Sustainability also means local sourcing. Thanks to its location at the heart of the Grasse region, Mane set up local partnerships with producers of well-known perfumery ingredients, such as rose or jasmine. These collaborations allow preservation of the ancestral know-how of the region and protect the fields from being sold for non-agricultural purposes.

Both partners are working together to rapidly handle the fresh materials in order to preserve the delicate smell of flowers or plants.

Within its sustainable development policy, Mane also implemented a responsible purchasing approach integrating corporate social responsibility processes. All suppliers are informed of our CSR approach, the suppliers’ risks are qualified and, based on these results, suppliers will be evaluated through on-site audits or independent ECOVADIS evaluation.  

 

P&F: What is your definition of sustainability?

Sustainability is the quality of not being harmful to the environment or natural resources, thus meeting the needs of the present without compromising the ability of future generations to meet their own needs. It has to preserve biodiversity and be economically and socially viable.

 

P&F: In your opinion, what are some challenges the industry faces in sourcing naturals?

Challenges range from resource availability related to geo-environmental issues (weather, earthquake, tsunami) to political stability, quality of the raw materials and price speculation.

 

P&F: How is sustainability evolving within the past several years? (i.e. latest technologies, supply-chain initiatives, etc.)

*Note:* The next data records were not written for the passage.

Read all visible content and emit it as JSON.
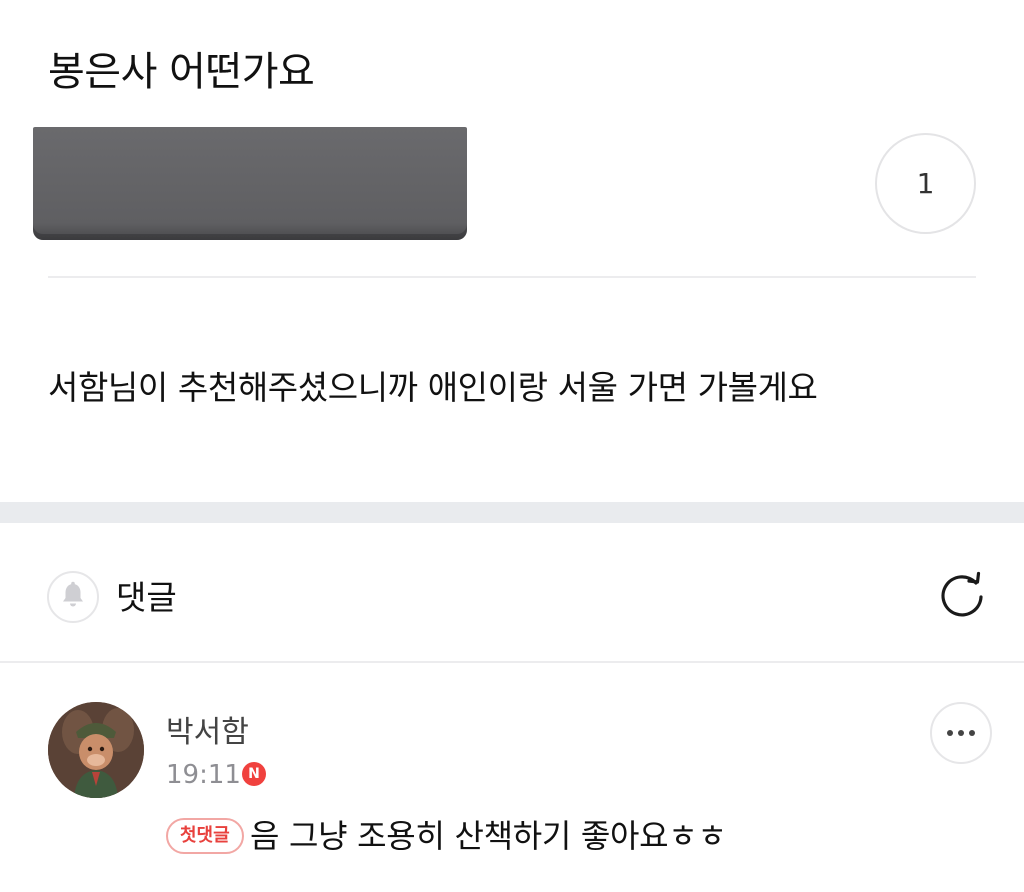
{
  "post": {
    "title": "봉은사 어떤가요",
    "like_count": "1",
    "body": "서함님이 추천해주셨으니까 애인이랑 서울 가면 가볼게요"
  },
  "comments_header": {
    "label": "댓글",
    "bell_icon": "bell-icon",
    "refresh_icon": "refresh-icon"
  },
  "comment": {
    "author": "박서함",
    "time": "19:11",
    "new_badge": "N",
    "first_comment_badge": "첫댓글",
    "text": "음 그냥 조용히 산책하기 좋아요ㅎㅎ",
    "more_icon": "more-icon"
  },
  "colors": {
    "accent_red": "#f0413e",
    "divider": "#ececee",
    "section_gap": "#e9ebee",
    "redaction": "#636366"
  }
}
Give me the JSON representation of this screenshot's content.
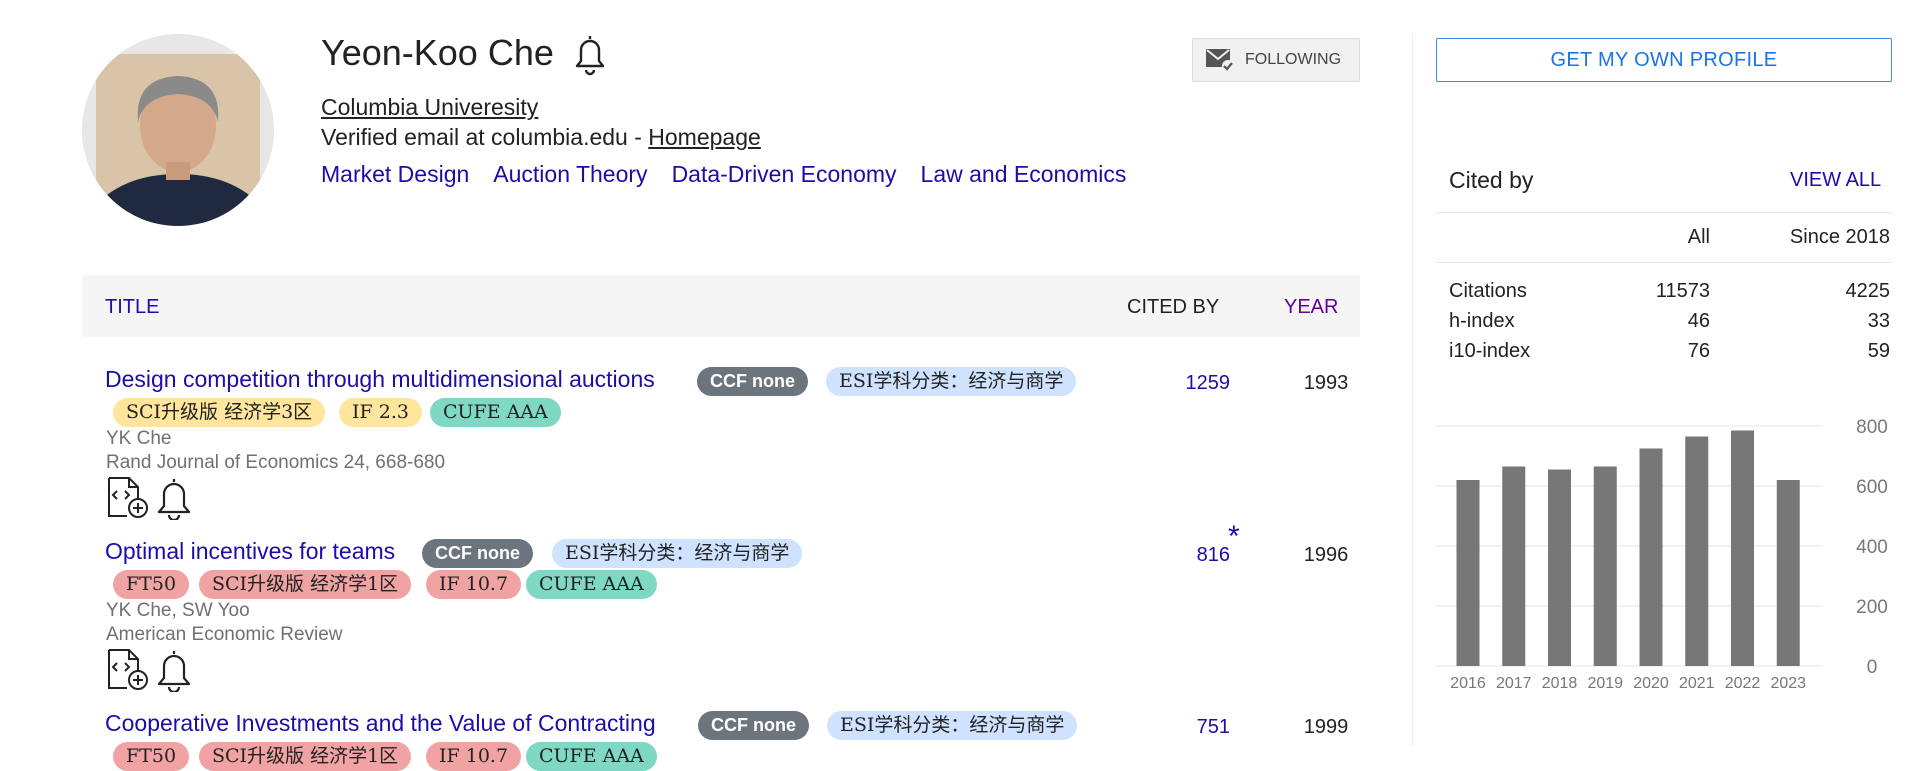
{
  "profile": {
    "name": "Yeon-Koo Che",
    "affiliation": "Columbia Univeresity",
    "email": "Verified email at columbia.edu - ",
    "homepage": "Homepage",
    "interests": [
      "Market Design",
      "Auction Theory",
      "Data-Driven Economy",
      "Law and Economics"
    ],
    "follow_label": "FOLLOWING"
  },
  "table": {
    "col_title": "TITLE",
    "col_cited": "CITED BY",
    "col_year": "YEAR"
  },
  "articles": [
    {
      "title": "Design competition through multidimensional auctions",
      "tags_row1": [
        "CCF none",
        "ESI学科分类：经济与商学"
      ],
      "tags_row2": [
        "SCI升级版 经济学3区",
        "IF 2.3",
        "CUFE AAA"
      ],
      "authors": "YK Che",
      "venue": "Rand Journal of Economics 24, 668-680",
      "cited": "1259",
      "year": "1993"
    },
    {
      "title": "Optimal incentives for teams",
      "tags_row1": [
        "CCF none",
        "ESI学科分类：经济与商学"
      ],
      "tags_row2": [
        "FT50",
        "SCI升级版 经济学1区",
        "IF 10.7",
        "CUFE AAA"
      ],
      "authors": "YK Che, SW Yoo",
      "venue": "American Economic Review",
      "cited": "816",
      "star": "*",
      "year": "1996"
    },
    {
      "title": "Cooperative Investments and the Value of Contracting",
      "tags_row1": [
        "CCF none",
        "ESI学科分类：经济与商学"
      ],
      "tags_row2": [
        "FT50",
        "SCI升级版 经济学1区",
        "IF 10.7",
        "CUFE AAA"
      ],
      "cited": "751",
      "year": "1999"
    }
  ],
  "sidebar": {
    "get_profile": "GET MY OWN PROFILE",
    "cited_by": "Cited by",
    "view_all": "VIEW ALL",
    "col_all": "All",
    "col_since": "Since 2018",
    "rows": [
      {
        "label": "Citations",
        "all": "11573",
        "since": "4225"
      },
      {
        "label": "h-index",
        "all": "46",
        "since": "33"
      },
      {
        "label": "i10-index",
        "all": "76",
        "since": "59"
      }
    ]
  },
  "chart_data": {
    "type": "bar",
    "categories": [
      "2016",
      "2017",
      "2018",
      "2019",
      "2020",
      "2021",
      "2022",
      "2023"
    ],
    "values": [
      620,
      665,
      655,
      665,
      725,
      765,
      785,
      620
    ],
    "ylim": [
      0,
      800
    ],
    "yticks": [
      "0",
      "200",
      "400",
      "600",
      "800"
    ],
    "grid": true,
    "bar_color": "#777777"
  }
}
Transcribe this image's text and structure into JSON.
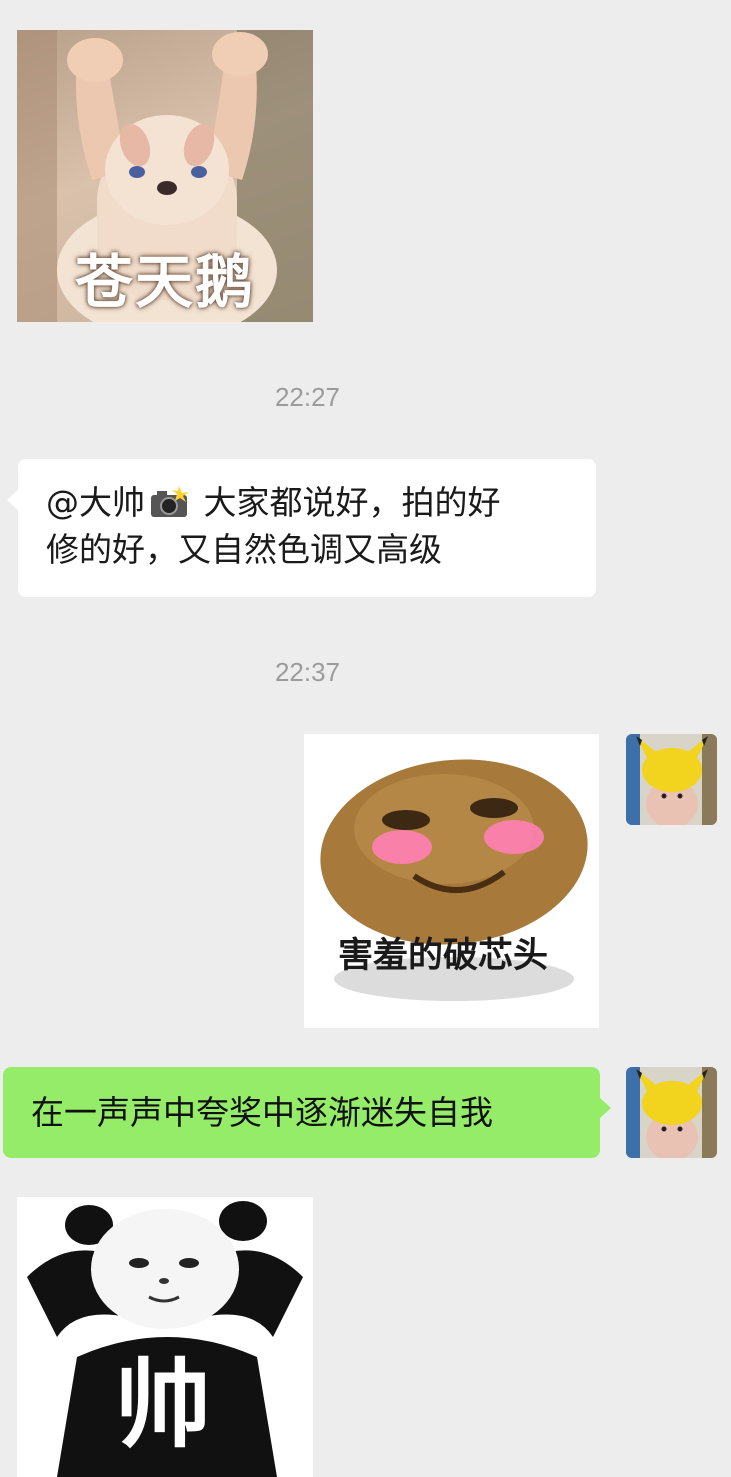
{
  "theme": {
    "chat_bg": "#ededed",
    "incoming_bubble": "#ffffff",
    "outgoing_bubble": "#95ec69",
    "timestamp_color": "#9b9b9b"
  },
  "messages": [
    {
      "type": "sticker",
      "side": "left",
      "icon": "bunny-mascot-sticker",
      "caption": "苍天鹅"
    },
    {
      "type": "timestamp",
      "time": "22:27"
    },
    {
      "type": "text",
      "side": "left",
      "mention": "@大帅",
      "icon": "camera-flash-emoji",
      "line1": "大家都说好，拍的好",
      "line2": "修的好，又自然色调又高级"
    },
    {
      "type": "timestamp",
      "time": "22:37"
    },
    {
      "type": "sticker",
      "side": "right",
      "icon": "blushing-potato-sticker",
      "caption": "害羞的破芯头",
      "avatar": "pikachu-hat-hamster-avatar"
    },
    {
      "type": "text",
      "side": "right",
      "text": "在一声声中夸奖中逐渐迷失自我",
      "avatar": "pikachu-hat-hamster-avatar"
    },
    {
      "type": "sticker",
      "side": "left",
      "icon": "panda-meme-sticker",
      "caption": "帅"
    }
  ]
}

To improve production processes and develop more eco-friendly and healthy products, Mane developed in 2011 an assessment tool named Green Motion.b This innovative tool allows companies to calculate the green footprint of ingredients or final solutions and set goals for improvement. Based on the 12 principles of Green Chemistry, it rates the health, safety and environmental impact of ingredients for the F&F industry on a zero to 100 scale. The safer and the less impactful the process is, the higher the rating.

 

P&F: How is Green Motion playing a role in sustainability in naturals?

It aims to help chemists reduce carbon and water footprints, using renewable resources or minimizing hazards and formulators to develop solutions with a greener footprint. For example, Mane’s perfumers can now choose among their ingredients portfolio to compound those which will have the best footprint on the environment.

 

P&F: Do you see green assessment evolving with more components to measure?

Green Motion is a gate to gate analysis, from raw material arrival to the facilities to the final flavor or fragrance sold to our clients. More sourcing criteria could be taken into account in the future.

 

P&F: How has MANE embraced biotechnology?

Since 1987, we have beendeveloping and producing patented aroma chemicals through enzymatic and microbial engineering. We use more environmentally friendly processesto synthesize 100% natural fragrance or flavor molecules with greater economies than with conventional synthetic processes.

 

P&F: Where do you see the industry headed in sustainably sourcing naturals?

Toward more transparency on the sourcing and labeling, shortened supply-chain and the development of local partnerships.

 

 

a Jungle Essence is a registered tradename of MANE.

b Green Motion is a registered tradename of MANE.